Per capire come hanno lavorato i servizi segreti italiani in Afghanistan, e come sono cambiate le nuove regole d’ingaggio dei nostri uomini nel teatro bellico precipitato in una crisi inimmaginabile fino a poche settimane fa, si devono compulsare in primis l’intelligence e Palazzo Chigi, oltre agli uffici della Farnesina e alle stanze della Difesa preposte al dossier. Informazioni utili, però, possono arrivare anche dalle Ong sul campo, e persino dal Vaticano. In particolare, dagli uomini dell’arcivescovo Paul Richard Gallagher, segretario per i rapporti con gli stati della Santa sede.

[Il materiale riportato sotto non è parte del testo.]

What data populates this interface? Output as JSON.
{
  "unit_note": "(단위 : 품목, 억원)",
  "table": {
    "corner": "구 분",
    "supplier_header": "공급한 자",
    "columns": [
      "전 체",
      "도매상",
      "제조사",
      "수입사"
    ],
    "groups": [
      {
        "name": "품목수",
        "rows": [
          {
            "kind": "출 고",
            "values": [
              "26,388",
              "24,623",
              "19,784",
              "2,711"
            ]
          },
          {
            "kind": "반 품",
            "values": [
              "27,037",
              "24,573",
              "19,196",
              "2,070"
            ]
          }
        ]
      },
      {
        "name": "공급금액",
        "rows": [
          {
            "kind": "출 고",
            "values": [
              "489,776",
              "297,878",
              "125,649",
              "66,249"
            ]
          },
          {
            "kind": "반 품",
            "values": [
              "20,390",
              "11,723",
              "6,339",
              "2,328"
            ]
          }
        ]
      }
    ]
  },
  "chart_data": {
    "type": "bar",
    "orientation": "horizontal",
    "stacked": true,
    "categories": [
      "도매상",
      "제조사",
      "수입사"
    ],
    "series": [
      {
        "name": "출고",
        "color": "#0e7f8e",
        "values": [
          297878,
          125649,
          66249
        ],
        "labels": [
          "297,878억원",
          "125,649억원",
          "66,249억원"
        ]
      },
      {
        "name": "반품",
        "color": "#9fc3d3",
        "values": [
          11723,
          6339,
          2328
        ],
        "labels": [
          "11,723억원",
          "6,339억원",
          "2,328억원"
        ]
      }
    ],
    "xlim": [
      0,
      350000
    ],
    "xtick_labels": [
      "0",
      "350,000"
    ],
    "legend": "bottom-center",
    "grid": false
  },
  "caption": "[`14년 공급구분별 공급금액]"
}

Il fedelissimo di papa Francesco, infatti, ripete da giorni ai suoi che senza l’aiuto degli italiani e delle spie dell’Aise, l’agenzia di sicurezza esterna guidata da Giovanni Caravelli, molte “esfiltrazioni” sarebbero state impossibili.
Come il salvataggio di padre Giovanni Scalese, unico prete cattolico rimasto a Kabul e responsabile della “missio sui iuris” del Vaticano. E soprattutto come l’evacuazione delle quattro missionarie della carità di Madre Teresa di Calcutta e di 14 bambini disabili che accudivano.
L’operazione è finita sui telegiornali ma, risulta a Domani, è stata assai più complessa di quanto si immaginava: mentre la capitale era caduta in mano ai Talebani, i primi tentativi da parte della Croce rossa internazionale e della forze Usa di organizzare un trasporto del gruppo verso l’aeroporto (tutti i ragazzini sono in sedia a rotelle) sono falliti. Gallagher aveva anche provato a fare pressioni dirette sul dipartimento di Stato americano, senza successo.
È stato così l’Aise, d’accordo con il Dis di Elisabetta Belloni e con l’autorità delegata capeggiata da Franco Gabrielli, a dare l’ok al blitz, e a riuscire – insieme ai militari italiani - a portare il gruppo al gate dell’aeroporto assediato dalla folla, evitando la calca che si ammassava ai cancelli d’ingresso.
Il dramma dei collaboranti
Il lavoro dei servizi esteri negli ultimi due mesi non ha avuto tregua, nonostante in pochi ne conoscano i contorni. Molte, invece, le polemiche. A Washington la ritirata precipitosa delle forze alleate ha generato polemiche bipartisan non solo sulle scelte del presidente Joe Biden, ma anche sui presunti errori della Cia, incapace – a detta di alcuni columnist e di molti senatori repubblicani – di prevedere, attraverso analisi adeguate, la repentina dissoluzione dell’esercito e la vittoria lampo dei fanatici della sharia. Il processo decisionale, di fatto, non sarebbe stato adeguatamente supportato.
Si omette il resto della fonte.